MRI is more sensitive and specific for assessing bone composition. MRI enables assessment of the average molecular composition of soft tissues and thus provides information regarding the relative fat content of marrow. In adult humans, "yellow" fatty marrow is the dominant tissue in bones, particularly in the (peripheral) appendicular skeleton. Because fat molecules have a high T1-relaxivity, T1-weighted imaging sequences show "yellow" fatty marrow as bright (hyperintense). Furthermore, normal fatty marrow loses signal on fat-saturation sequences, in a similar pattern to subcutaneous fat.

When "yellow" fatty marrow becomes replaced by tissue with more cellular composition, this change is apparent as decreased brightness on T1-weighted sequences. Both normal "red" marrow and pathologic marrow lesions (such as cancer) are darker than "yellow" marrow on T1-weight sequences, although can often be distinguished by comparison with the MR signal intensity of adjacent soft tissues. Normal "red" marrow is typically equivalent or brighter than skeletal muscle or intervertebral disc on T1-weighted sequences.

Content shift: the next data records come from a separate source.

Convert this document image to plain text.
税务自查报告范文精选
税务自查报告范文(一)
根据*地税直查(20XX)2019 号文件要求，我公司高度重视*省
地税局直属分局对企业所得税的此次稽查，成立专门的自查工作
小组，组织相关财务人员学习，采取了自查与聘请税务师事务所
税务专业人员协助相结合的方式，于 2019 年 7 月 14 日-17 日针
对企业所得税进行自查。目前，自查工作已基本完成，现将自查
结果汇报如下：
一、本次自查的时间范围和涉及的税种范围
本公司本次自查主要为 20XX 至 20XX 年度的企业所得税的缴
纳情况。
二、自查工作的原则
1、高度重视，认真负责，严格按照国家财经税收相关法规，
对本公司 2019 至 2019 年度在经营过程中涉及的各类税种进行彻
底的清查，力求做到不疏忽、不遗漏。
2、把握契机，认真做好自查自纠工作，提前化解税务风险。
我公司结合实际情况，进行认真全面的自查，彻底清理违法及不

Fatty marrow change, the inverse of red marrow hyperplasia, can occur with normal aging, though it can also be seen with certain treatments such as radiation therapy. Diffuse marrow T1 hypointensity without contrast enhancement or cortical discontinuity suggests red marrow conversion or myelofibrosis. Falsely normal marrow on T1 can be seen with diffuse multiple myeloma or leukemic infiltration when the water to fat ratio is not sufficiently altered, as may be seen with lower grade tumors or earlier in the disease process.

Histology

Bone marrow examination is the pathologic analysis of samples of bone marrow obtained via biopsy and bone marrow aspiration. Bone marrow examination is used in the diagnosis of a number of conditions, including leukemia, multiple myeloma, anemia, and pancytopenia. The bone marrow produces the cellular elements of the blood, including platelets, red blood cells and white blood cells. While much information can be gleaned by testing the blood itself (drawn from a vein by phlebotomy), it is sometimes necessary to examine the source of the blood cells in the bone marrow to obtain more information on hematopoiesis; this is the role of bone marrow aspiration and biopsy.

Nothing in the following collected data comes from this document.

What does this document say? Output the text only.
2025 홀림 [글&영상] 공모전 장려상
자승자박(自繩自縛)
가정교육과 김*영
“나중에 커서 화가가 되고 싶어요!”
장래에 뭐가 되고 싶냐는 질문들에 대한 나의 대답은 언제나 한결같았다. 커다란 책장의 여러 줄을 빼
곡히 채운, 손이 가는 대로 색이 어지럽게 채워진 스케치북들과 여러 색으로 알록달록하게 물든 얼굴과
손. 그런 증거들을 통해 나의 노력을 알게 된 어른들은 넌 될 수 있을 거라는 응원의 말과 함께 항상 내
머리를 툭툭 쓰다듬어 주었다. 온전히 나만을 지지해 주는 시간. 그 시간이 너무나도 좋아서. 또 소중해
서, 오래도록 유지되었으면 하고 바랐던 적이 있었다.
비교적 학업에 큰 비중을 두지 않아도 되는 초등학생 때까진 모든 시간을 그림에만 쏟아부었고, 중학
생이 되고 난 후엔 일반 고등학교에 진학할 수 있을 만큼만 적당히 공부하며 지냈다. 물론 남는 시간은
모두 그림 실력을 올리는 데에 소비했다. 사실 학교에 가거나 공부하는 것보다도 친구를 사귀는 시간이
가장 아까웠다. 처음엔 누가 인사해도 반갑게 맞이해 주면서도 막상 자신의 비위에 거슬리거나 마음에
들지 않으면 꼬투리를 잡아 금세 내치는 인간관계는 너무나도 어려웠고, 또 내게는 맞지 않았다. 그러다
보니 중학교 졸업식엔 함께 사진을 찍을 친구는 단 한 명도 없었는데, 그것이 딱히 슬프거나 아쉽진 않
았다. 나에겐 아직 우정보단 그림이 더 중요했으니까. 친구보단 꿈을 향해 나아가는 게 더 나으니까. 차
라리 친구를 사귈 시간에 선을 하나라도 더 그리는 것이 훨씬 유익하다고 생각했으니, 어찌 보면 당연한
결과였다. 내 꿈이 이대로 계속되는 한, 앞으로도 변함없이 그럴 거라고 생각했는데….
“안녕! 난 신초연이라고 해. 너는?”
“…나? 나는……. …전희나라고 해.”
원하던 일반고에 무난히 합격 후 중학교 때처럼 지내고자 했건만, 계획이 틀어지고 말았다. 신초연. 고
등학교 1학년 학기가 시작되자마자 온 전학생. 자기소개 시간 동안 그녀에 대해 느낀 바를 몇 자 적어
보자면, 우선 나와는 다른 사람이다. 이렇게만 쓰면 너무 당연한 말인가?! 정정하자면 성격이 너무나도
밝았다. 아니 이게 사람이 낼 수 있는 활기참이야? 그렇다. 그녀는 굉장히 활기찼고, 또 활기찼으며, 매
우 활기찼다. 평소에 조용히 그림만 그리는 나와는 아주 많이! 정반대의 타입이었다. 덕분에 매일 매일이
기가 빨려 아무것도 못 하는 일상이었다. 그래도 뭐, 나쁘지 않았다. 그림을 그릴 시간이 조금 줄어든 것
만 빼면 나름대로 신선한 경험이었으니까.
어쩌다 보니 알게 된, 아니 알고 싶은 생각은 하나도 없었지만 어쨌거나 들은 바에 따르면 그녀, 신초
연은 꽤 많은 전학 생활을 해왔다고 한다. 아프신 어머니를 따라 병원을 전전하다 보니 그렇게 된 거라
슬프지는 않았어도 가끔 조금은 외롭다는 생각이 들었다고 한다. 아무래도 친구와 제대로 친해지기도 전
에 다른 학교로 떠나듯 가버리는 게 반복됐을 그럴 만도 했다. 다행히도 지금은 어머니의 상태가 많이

The ratio between myeloid series and erythroid cells is relevant to bone marrow function, and also to diseases of the bone marrow and peripheral blood, such as leukemia and anemia. The normal myeloid-to-erythroid ratio is around 3:1; this ratio may increase in myelogenous leukemias, decrease in polycythemias, and reverse in cases of thalassemia.

Donation and transplantation

In a bone marrow transplant, hematopoietic stem cells are removed from a person and infused into another person (allogenic) or into the same person at a later time (autologous). If the donor and recipient are compatible, these infused cells will then travel to the bone marrow and initiate blood cell production. Transplantation from one person to another is conducted for the treatment of severe bone marrow diseases, such as congenital defects, autoimmune diseases or malignancies. The patient's own marrow is first killed off with drugs or radiation, and then the new stem cells are introduced. Before radiation therapy or chemotherapy in cases of cancer, some of the patient's hematopoietic stem cells are sometimes harvested and later infused back when the therapy is finished to restore the immune system.

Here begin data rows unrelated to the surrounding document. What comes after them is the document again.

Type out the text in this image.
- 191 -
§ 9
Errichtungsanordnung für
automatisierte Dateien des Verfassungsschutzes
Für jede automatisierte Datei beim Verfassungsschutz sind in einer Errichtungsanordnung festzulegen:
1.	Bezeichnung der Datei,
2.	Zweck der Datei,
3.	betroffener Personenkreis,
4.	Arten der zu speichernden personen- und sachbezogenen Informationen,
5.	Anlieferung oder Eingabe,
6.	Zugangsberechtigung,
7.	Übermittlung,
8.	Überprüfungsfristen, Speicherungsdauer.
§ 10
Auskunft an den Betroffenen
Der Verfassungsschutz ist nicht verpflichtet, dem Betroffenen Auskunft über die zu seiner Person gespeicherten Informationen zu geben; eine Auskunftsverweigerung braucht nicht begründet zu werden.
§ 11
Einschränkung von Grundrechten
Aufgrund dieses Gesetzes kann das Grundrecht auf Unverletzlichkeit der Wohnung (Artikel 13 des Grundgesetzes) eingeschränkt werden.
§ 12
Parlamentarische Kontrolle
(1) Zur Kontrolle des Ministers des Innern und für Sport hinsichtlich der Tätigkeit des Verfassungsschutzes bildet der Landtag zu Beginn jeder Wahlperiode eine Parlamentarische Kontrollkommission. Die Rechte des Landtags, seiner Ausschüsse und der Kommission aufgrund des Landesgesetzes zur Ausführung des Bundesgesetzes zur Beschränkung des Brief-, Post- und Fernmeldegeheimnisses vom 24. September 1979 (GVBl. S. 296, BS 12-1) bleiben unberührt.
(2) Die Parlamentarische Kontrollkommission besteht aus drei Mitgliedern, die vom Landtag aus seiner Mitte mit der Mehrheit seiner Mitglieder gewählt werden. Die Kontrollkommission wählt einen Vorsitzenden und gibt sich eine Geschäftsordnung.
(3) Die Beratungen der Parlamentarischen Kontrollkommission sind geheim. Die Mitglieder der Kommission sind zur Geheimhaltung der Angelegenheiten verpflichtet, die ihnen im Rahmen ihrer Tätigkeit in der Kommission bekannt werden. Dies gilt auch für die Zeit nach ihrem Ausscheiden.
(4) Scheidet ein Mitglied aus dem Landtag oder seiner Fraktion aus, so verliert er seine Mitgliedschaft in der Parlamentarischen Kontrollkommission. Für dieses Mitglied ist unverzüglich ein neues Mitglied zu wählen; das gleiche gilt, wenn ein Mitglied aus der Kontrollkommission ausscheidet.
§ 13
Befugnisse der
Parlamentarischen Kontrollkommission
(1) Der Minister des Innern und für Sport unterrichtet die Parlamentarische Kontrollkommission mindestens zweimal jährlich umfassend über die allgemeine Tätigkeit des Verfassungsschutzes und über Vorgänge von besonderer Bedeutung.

Bone marrow stem cells can be induced to become neural cells to treat neurological illnesses, and can also potentially be used for the treatment of other illnesses, such as inflammatory bowel disease. In 2013, following a clinical trial, scientists proposed that bone marrow transplantation could be used to treat HIV in conjunction with antiretroviral drugs; however, it was later found that HIV remained in the bodies of the test subjects.

Harvesting
The stem cells are typically harvested directly from the red marrow in the iliac crest, often under general anesthesia. The procedure is minimally invasive and does not require stitches afterwards. Depending on the donor's health and reaction to the procedure, the actual harvesting can be an outpatient procedure, or can require 1–2 days of recovery in the hospital.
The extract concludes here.